5 ways artificial intelligence (AI) can drive efficiency and safety in transportation
Artificial intelligence is in the news every day, but is not well understood. AI allows computers to perform tasks that require human intelligence, such as decision-making, solving problems, and recognizing attributes of images or video clips. AI can instantaneously analyze data and recommend actions, which used to take weeks in many cases.
A challenge for transportation professionals is to focus the use of AI on:
- Reducing risk,
- Increasing efficiency,
- Enhancing relationships, and
- Improving profit margins.
5 AI applications and watchouts
AI can augment carrier capabilities in many ways beyond using a chatbot to answer questions for users of their website.
Five common uses of AI that carriers can adopt, along with watchouts to avoid, are:
1. Analyze driving behavior data: Machine learning algorithms can analyze data such as speeding, hard brakes, and following too close from electronic logging devices (ELD), vehicle electronic control modules (ECM), or video cameras. From the output, carriers prioritize corrective actions to avoid crashes and violations, as well as improve fuel efficiency. AI can also identify positive behaviors.
Watchouts:
- Failing to calibrate and monitor algorithms to avoid missing unsafe behavior patterns.
- Neglecting to provide positive feedback to drivers.

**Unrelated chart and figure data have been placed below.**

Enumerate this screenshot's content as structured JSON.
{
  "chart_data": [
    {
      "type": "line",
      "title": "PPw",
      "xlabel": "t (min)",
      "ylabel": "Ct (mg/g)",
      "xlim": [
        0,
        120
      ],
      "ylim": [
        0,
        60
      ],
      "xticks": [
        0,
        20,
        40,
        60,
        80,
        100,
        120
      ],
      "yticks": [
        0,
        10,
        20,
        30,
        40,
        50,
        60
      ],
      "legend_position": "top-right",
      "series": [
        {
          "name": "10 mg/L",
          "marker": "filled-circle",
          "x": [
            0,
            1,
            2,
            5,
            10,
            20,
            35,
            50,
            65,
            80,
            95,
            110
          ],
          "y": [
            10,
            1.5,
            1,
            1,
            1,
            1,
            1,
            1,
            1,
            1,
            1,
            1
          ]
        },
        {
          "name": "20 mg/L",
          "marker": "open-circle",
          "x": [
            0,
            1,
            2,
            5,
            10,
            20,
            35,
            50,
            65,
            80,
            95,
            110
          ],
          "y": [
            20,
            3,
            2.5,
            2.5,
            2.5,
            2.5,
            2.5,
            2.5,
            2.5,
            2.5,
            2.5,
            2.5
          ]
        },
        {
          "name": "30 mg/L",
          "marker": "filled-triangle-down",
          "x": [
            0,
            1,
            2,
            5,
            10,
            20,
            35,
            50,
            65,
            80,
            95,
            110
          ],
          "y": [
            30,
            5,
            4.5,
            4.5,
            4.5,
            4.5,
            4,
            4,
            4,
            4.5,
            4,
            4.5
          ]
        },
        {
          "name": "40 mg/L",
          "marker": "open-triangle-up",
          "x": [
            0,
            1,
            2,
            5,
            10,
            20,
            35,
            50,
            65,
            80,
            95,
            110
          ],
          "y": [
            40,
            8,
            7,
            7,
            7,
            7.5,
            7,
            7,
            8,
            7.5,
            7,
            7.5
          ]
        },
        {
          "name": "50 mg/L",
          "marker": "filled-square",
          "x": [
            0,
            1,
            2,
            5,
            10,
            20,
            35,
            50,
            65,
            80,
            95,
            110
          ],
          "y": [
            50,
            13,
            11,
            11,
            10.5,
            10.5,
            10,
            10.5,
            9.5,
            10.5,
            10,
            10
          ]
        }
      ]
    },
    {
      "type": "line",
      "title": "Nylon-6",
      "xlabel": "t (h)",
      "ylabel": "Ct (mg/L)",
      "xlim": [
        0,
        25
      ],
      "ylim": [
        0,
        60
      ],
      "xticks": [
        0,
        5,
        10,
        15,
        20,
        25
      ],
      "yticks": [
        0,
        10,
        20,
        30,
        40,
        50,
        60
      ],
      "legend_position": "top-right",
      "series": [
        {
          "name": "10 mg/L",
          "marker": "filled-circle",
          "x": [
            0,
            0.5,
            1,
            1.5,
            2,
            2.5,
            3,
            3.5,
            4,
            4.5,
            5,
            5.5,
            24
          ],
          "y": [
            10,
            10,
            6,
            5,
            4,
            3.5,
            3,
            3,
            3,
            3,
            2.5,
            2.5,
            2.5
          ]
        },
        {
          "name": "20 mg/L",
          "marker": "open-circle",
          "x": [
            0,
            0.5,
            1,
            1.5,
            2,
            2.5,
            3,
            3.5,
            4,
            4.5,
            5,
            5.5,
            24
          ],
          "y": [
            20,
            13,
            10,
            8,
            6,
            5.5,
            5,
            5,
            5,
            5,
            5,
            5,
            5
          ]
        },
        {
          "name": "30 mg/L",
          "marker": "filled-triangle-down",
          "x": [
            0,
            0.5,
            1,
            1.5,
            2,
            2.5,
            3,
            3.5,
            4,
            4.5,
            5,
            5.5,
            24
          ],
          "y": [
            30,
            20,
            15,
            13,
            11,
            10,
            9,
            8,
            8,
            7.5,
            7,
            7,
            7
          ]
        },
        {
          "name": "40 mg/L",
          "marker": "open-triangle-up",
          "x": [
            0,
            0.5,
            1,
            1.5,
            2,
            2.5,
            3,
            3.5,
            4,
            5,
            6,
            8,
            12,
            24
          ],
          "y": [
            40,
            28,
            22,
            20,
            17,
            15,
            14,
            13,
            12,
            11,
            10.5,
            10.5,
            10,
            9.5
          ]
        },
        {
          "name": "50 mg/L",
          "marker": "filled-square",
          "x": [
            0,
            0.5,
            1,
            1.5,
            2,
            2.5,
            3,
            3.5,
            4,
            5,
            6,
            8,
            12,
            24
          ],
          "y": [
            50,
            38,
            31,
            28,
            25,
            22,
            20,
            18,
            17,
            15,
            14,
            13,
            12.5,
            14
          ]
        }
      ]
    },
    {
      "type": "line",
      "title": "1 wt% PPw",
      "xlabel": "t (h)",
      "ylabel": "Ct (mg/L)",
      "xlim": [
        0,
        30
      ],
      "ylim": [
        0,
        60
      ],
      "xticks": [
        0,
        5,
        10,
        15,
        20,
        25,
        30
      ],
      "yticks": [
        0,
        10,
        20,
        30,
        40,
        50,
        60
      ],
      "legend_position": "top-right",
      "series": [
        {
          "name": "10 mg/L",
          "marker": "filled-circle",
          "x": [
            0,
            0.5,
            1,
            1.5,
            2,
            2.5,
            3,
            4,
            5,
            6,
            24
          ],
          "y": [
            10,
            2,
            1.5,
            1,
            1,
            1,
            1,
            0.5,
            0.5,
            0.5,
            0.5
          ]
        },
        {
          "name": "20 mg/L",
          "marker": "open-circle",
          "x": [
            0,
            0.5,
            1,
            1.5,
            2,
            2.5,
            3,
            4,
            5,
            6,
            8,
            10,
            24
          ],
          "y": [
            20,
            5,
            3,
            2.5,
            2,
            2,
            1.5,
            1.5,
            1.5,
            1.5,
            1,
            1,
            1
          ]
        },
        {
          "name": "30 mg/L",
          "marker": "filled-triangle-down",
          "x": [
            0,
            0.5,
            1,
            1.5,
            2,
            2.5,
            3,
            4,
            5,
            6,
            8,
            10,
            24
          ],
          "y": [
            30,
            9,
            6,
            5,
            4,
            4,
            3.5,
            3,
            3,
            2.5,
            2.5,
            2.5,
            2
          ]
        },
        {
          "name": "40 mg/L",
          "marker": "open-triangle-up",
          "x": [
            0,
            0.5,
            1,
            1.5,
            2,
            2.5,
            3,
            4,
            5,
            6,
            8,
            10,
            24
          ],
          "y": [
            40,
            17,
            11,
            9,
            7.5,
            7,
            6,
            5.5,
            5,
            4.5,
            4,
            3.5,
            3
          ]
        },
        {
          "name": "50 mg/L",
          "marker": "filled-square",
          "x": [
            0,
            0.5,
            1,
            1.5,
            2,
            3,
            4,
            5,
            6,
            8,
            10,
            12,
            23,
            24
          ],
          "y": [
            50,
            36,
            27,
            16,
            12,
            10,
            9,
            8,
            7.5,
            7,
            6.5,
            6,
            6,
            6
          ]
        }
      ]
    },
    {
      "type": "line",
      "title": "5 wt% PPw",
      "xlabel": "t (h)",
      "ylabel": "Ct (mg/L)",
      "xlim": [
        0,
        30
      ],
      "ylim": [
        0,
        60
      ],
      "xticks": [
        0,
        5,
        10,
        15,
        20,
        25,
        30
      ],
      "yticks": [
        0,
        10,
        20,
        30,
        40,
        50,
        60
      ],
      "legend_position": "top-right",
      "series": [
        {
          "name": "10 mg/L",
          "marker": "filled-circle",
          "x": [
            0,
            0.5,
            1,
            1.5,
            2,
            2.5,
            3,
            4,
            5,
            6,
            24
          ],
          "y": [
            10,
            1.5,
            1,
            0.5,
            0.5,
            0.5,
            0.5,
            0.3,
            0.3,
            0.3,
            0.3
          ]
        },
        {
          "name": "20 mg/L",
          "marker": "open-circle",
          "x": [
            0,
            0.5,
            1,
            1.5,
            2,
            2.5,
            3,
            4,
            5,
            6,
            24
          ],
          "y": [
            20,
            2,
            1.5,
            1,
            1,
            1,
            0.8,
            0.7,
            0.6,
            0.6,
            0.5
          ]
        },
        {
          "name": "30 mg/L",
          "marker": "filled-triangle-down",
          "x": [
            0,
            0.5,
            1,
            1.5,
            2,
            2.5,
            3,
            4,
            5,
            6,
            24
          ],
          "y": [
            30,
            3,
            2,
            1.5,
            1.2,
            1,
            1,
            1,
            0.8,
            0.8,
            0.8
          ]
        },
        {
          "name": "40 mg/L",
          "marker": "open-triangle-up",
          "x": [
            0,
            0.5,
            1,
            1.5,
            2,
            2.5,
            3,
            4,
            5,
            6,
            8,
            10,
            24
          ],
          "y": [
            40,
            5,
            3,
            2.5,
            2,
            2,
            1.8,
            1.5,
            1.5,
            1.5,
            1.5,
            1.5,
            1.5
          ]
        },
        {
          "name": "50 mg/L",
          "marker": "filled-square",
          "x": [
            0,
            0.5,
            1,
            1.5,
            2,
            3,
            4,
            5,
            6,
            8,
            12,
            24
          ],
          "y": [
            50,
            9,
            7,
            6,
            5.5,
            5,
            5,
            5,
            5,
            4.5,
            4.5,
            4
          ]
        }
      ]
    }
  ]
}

2. Optimize routing: AI can factor into dispatch decisions, traffic patterns, areas with higher crash or cargo theft rates, current and expected weather, loading/unloading delay times, and more. The automatic selection of the most efficient routes can maximize the productivity of the driver’s available hours-of-service (HOS), minimize driver fatigue, and allow for on-time, claims-free service.
Watchouts:
- Prohibiting drivers from having the right to refuse any unsafe work.
- Failing to implement a feedback process to ensure accurate data.
3. Automate workflow: Touchless order entry, automated driver check-ins, electronic vehicle inspections, and auto-processing of shipment documentation can reduce non-value-added work for drivers and office personnel.
Watchouts:
- Avoiding the use of small group pilots to ensure a smooth integration.
- Skipping periodic audits of accuracy for all workflow tools.
4. Implement predictive maintenance: Adjust preventive maintenance and part replacement schedules to account for actual component failure rates, extreme climates, urban versus highway driving, and other demands to avoid costly over-the-road repairs.
Watchouts:
- Having inadequate system training for users.
- Neglecting to adjust maintenance schedules as the data dictates.
5. Target driver retention actions: Identify drivers needing attention due to negative factors such as lower pay, reduced home time, negative interactions in mobile communications between drivers and support personnel, and other indicators of potential driver dissatisfaction.
Watchouts:
- Depending too much on alerts to prompt driver conversations instead of developing relationships.
- Neglecting to address user privacy concerns before using AI to screen messages.
In closing
There are more applications of AI in development. Used wisely, AI has the potential to make operations more efficient and cost-effective while improving safety and customer service.
Accurate data and continuous validation of models are essential to maximize the potential of AI. Also, transportation industry leaders, due to potential missteps that can occur when using AI, largely agree that humans must oversee and validate the use of AI.
Key to remember: Focus on the use of AI to improve business results and driver retention with human oversight.